On the eve of Holi, bonfires burn at many street corners.
According to one popular legend, the bonfires recall the story of Holika, the sister of the demon king Hiranyakashipu. Hiranyakashipu failed to make his son Prahlad renounce his devotion to Lord Narayana, an incarnation of Vishnu, so he asked Holika to carry Prahlad into a blazing fire with her. Holika had a boon to remain unscathed by fire, so she followed her brother's wishes.
However, with this sinful act against Lord Narayana's devotee, Holika's boon ended and she was burnt to ashes, while Prahlad came out unharmed.
On Holi, the mood is festive, with a nervous edge that accompanies impending chaos. People roam the streets with bags of colorful powder and spray pistols containing colored water. When they meet, a colorful cloud of activity ensues. All emerge a rainbow of color.
I've met up with Alyse, a friend from New York, here in Jaipur. Alyse is brimming over with excitement about life, and India has no shortage of situations and settings to get excited about.
We've been staying at an idyllic hotel, a paradise with a garden where peacocks alight from the trees to drink at a small pond. Ginny, the British woman from the camel safari, is also staying here. Two Indians who've befriended us in Jaipur have offered us a tour of the festival and Jaipur on the backs of their scooters.
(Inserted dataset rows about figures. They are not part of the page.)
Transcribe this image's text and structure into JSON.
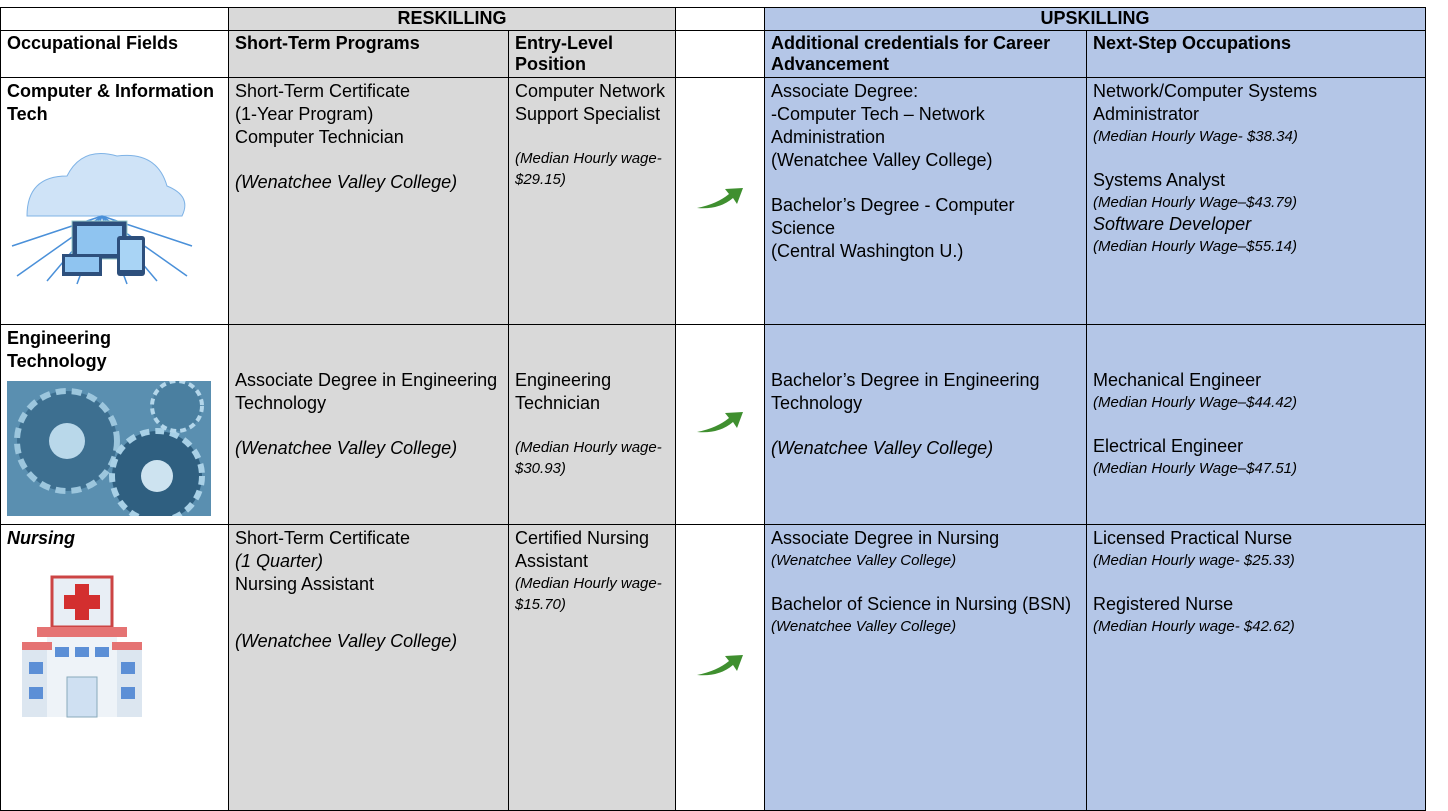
{
  "header": {
    "reskilling": "RESKILLING",
    "upskilling": "UPSKILLING"
  },
  "columns": [
    "Occupational Fields",
    "Short-Term Programs",
    "Entry-Level Position",
    "Additional credentials for Career Advancement",
    "Next-Step Occupations"
  ],
  "rows": [
    {
      "field": "Computer & Information Tech",
      "program": [
        "Short-Term Certificate",
        "(1-Year Program)",
        "Computer Technician",
        "(Wenatchee Valley College)"
      ],
      "entry": [
        "Computer Network Support Specialist",
        "(Median Hourly wage- $29.15)"
      ],
      "credentials": [
        "Associate Degree:",
        "-Computer Tech – Network Administration",
        "(Wenatchee Valley College)",
        "Bachelor’s Degree - Computer Science",
        "(Central Washington U.)"
      ],
      "next": [
        "Network/Computer Systems Administrator",
        "(Median Hourly Wage- $38.34)",
        "Systems Analyst",
        "(Median Hourly Wage–$43.79)",
        "Software Developer",
        "(Median Hourly Wage–$55.14)"
      ]
    },
    {
      "field": "Engineering Technology",
      "program": [
        "Associate Degree in Engineering Technology",
        "(Wenatchee Valley College)"
      ],
      "entry": [
        "Engineering Technician",
        "(Median Hourly wage- $30.93)"
      ],
      "credentials": [
        "Bachelor’s Degree in Engineering Technology",
        "(Wenatchee Valley College)"
      ],
      "next": [
        "Mechanical Engineer",
        "(Median Hourly Wage–$44.42)",
        "Electrical Engineer",
        "(Median Hourly Wage–$47.51)"
      ]
    },
    {
      "field": "Nursing",
      "program": [
        "Short-Term Certificate",
        "(1 Quarter)",
        "Nursing Assistant",
        "(Wenatchee Valley College)"
      ],
      "entry": [
        "Certified Nursing Assistant",
        "(Median Hourly wage- $15.70)"
      ],
      "credentials": [
        "Associate Degree in Nursing",
        "(Wenatchee Valley College)",
        "Bachelor of Science in Nursing (BSN)",
        "(Wenatchee Valley College)"
      ],
      "next": [
        "Licensed Practical Nurse",
        "(Median Hourly wage- $25.33)",
        "Registered Nurse",
        "(Median Hourly wage- $42.62)"
      ]
    }
  ]
}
We leave our sanctuary to brave the festival-filled streets.
When you walk the streets on Holi, you're fair game to be smothered in color. People of all ages approach you with bags of powder at every turn. A friendly red smear across the cheeks and forehead is answered with yellow and blue down the arms and legs, a ritual in which willing participants delight in taking part. Children with squirt guns aim to turn the powder into a more permanent stain. Unfortunately, more than once the game begins to spiral out of control, as a group of men try to smear GinnyŐs and Alyse's chests with color, are met with a hard shove and a firm warning, and invariably claim innocent intentions.
Smothered in color, choked in its elegance, we whiz through the streets of Jaipur on scooters to more far-flung neighborhoods that don't see too many outsiders
Alyse and I smothered in color.
We make it to the house of a new Indian friend, where we find a cup of chai, a rooftop view, a welcoming family, and when night finally falls, dinner.